Chinese government agency for rural development

The Ministry of Agriculture and Rural Affairs of the People's Republic of China is the cabinet-level executive department of the State Council which is responsible for agriculture and rural affairs in the country. The ministry is headquartered in Beijing. It was formed on March 19, 2018, as the agency superseding the former Ministry of Agriculture.

==History==
On March 19, 2018, the Ministry of Agriculture and Rural Affairs was created at the first session of the 13th National People's Congress as part of the deepening the reform of the Party and state institutions, superseding the Ministry of Agriculture. That same day, Han Changfu was elected Minister of Agriculture and Rural Affairs. It was also announced that some of its additional responsibilities come from the agricultural investment projects of the National Development and Reform Commission, the Ministry of Finance, the Ministry of Land and Resources, and the Ministry of Water Resources.

The Ministry stated in late 2020 that it would designate 6.6 million hectares of prime agricultural land as grain zones to be farmed with high production methods and which could not be converted to other crops. It also raised subsidies for rice, corn, and soybean growing.

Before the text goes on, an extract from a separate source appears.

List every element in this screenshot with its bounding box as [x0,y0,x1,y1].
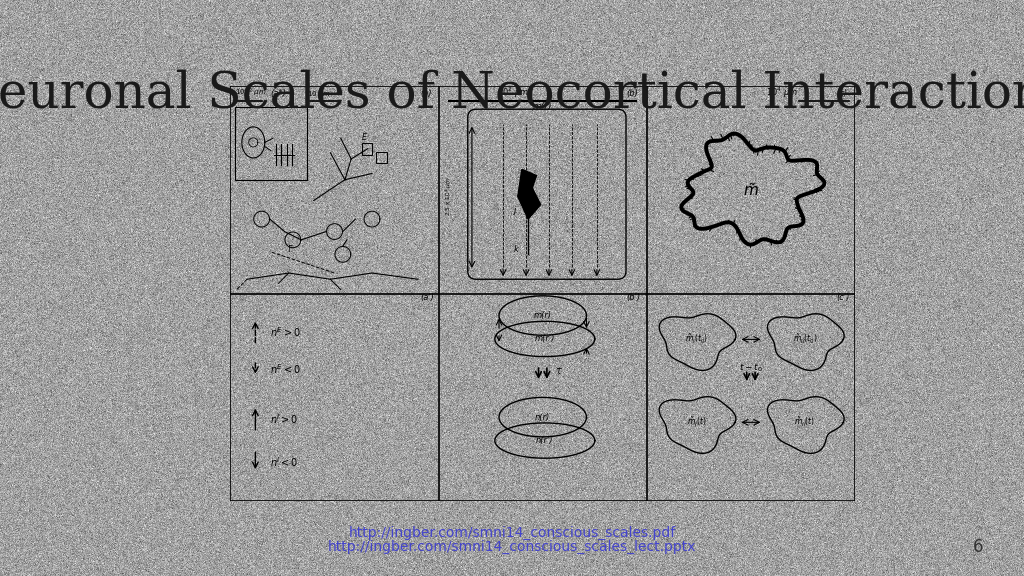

In March 2023, it gained responsibilities related to rural science and technology from the Ministry of Science and Technology as part of the plan on reforming Party and state institutions. It also absorbed the National Rural Revitalization Administration.

== Functions ==
The Ministry is responsible for handling the "three rural issues"; namely agriculture, rural areas, and farmers. It is responsible for managing fisheries, animal husbandry, farmland resources, irrigation projects, land reclamation and agricultural mechanization, checking agricultural product quality and safety, and managing agricultural investments. It also houses the Office of the Central Rural Work Leading Group.